Vous réveillez l’article 152.

Cet article pose la question de la révision et non de l’assassinat de la constitution en place. Mais dans votre démarche vous voulez baliser la voie en indiquant même l’objet du projet qui portera sur l’organisation des pouvoirs publics ou sur la promotion et la protection des libertés et droits fondamentaux tout en espérant que vos disciples du RPG vous suivront.

Professeur, le champ juridique vous a échappé.

Pour rafraichir votre mémoire, nous y sommes opposés car, qui dit nouvelle constitution, parle d’une nouvelle République. Pour ce faire, nous vous vous opposons l’article 154 de la constitution : « La forme républicaine de l’État, le principe de la laïcité, le principe de la séparation et de l’équilibre des pouvoirs, le pluralisme politique et syndical, le nombre et la durée des mandats du président de la république ne peuvent faire l’objet d’une révision ».

Au regard de ce qui précède, il parait aisé de constater que le professeur ne maîtrise plus la leçon.
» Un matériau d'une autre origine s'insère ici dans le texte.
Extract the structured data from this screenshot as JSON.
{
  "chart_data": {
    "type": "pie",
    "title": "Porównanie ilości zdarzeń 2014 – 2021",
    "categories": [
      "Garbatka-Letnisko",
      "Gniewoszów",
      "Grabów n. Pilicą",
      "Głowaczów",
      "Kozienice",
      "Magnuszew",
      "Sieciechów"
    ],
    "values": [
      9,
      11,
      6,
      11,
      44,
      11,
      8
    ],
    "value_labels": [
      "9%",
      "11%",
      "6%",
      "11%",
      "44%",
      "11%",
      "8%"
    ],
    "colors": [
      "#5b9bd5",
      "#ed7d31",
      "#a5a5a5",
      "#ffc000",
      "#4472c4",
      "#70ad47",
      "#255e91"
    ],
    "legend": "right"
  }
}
Il s’essaie dans des acrobaties juridiques décousues qui ne l’honorent pas. Si vous étiez fermement convaincu et cohérent dans votre démarche, cher professeur, pourquoi alors utilisez-vous le conditionnel dans l’un de vos argumentaires où vous dites : « l’artcile 51 de la constitution pourrait donc servir de base juridique à un référendum portant sur une nouvelle constitution eu égard à son contenu (organisation des pouvoirs publics, droits et devoirs des citoyens, etc.).

Cette demarche Zogbélémique ne peut pas prospérer dans la situation actuelle de notre pays même à court terme. Si vous étiez sincère et cohérent avec vous-même, comme vous le prétendez, vous auriez brandi un article bien clair ne souffrant d’aucun amalgame ou ambiguïté , qui confère au président le pouvoir de faire ce qu’il veut et que vous tentez de défendre avec maladresse.

Vous avancez :

« Par ailleurs, les troubles socio-politiques de 2013 et l’épidémie de fièvre à virus Ebola à partir de 2014 n’auraient pas permis avant 2015, année de l’élection présidentielle, d’entreprendre une initiative constitutionnelle ». Des éléments factuels qui ne riment qu’avec le langage purement politique d’un groupe en panne d’idées et dont le bilan constitue le boulet.
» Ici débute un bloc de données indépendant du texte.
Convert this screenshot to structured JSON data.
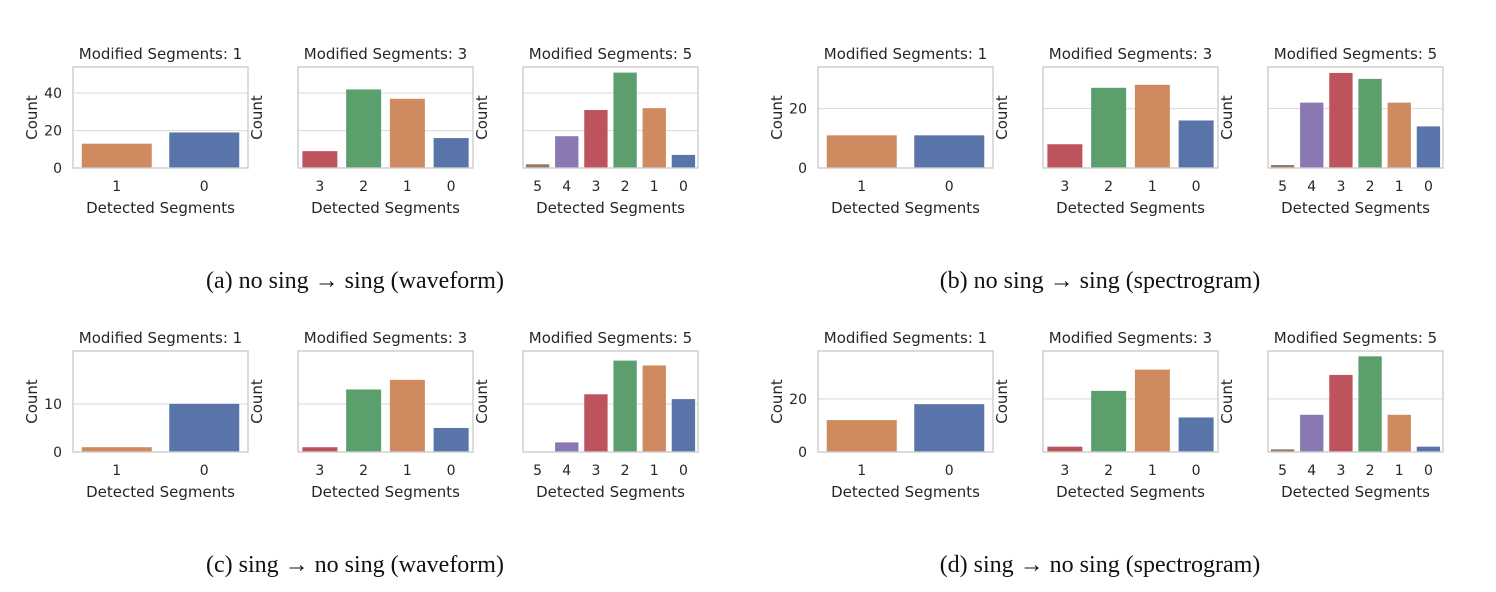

Professeur, voulez-vous défendre le diable? Un exercice périlleux. Laissez quand-même ces arguments politiques non convaincants dans la bouche des petits idiots. Ne vous enfoncez pas incurablement. Ebola a prospéré en Guinée de par la désinvolture du président et la médiocrité ou la nullité de notre système de santé. Un département vital au budget dérisoire au profit de la corruption et des détournements des fonds publics, direction Dubai et ailleurs.

Vous ne vous gênez pas d’avancer la signature d’accords politiques.

Professeur, n’occultons pas le fait que la dénaturation soit l’œuvre de la puissance publico-politique en place qui ne cherche qu’à faire prospérer des méthodes machiavéliques en l’absence de toutes légitimité et légalité.

 Autant la constitution, les accords politiques sont piétinés de long en large. Ils n’ont de célébrité qu’à la signature et comme date d’expiration le moment de leur lecture devant les caméras.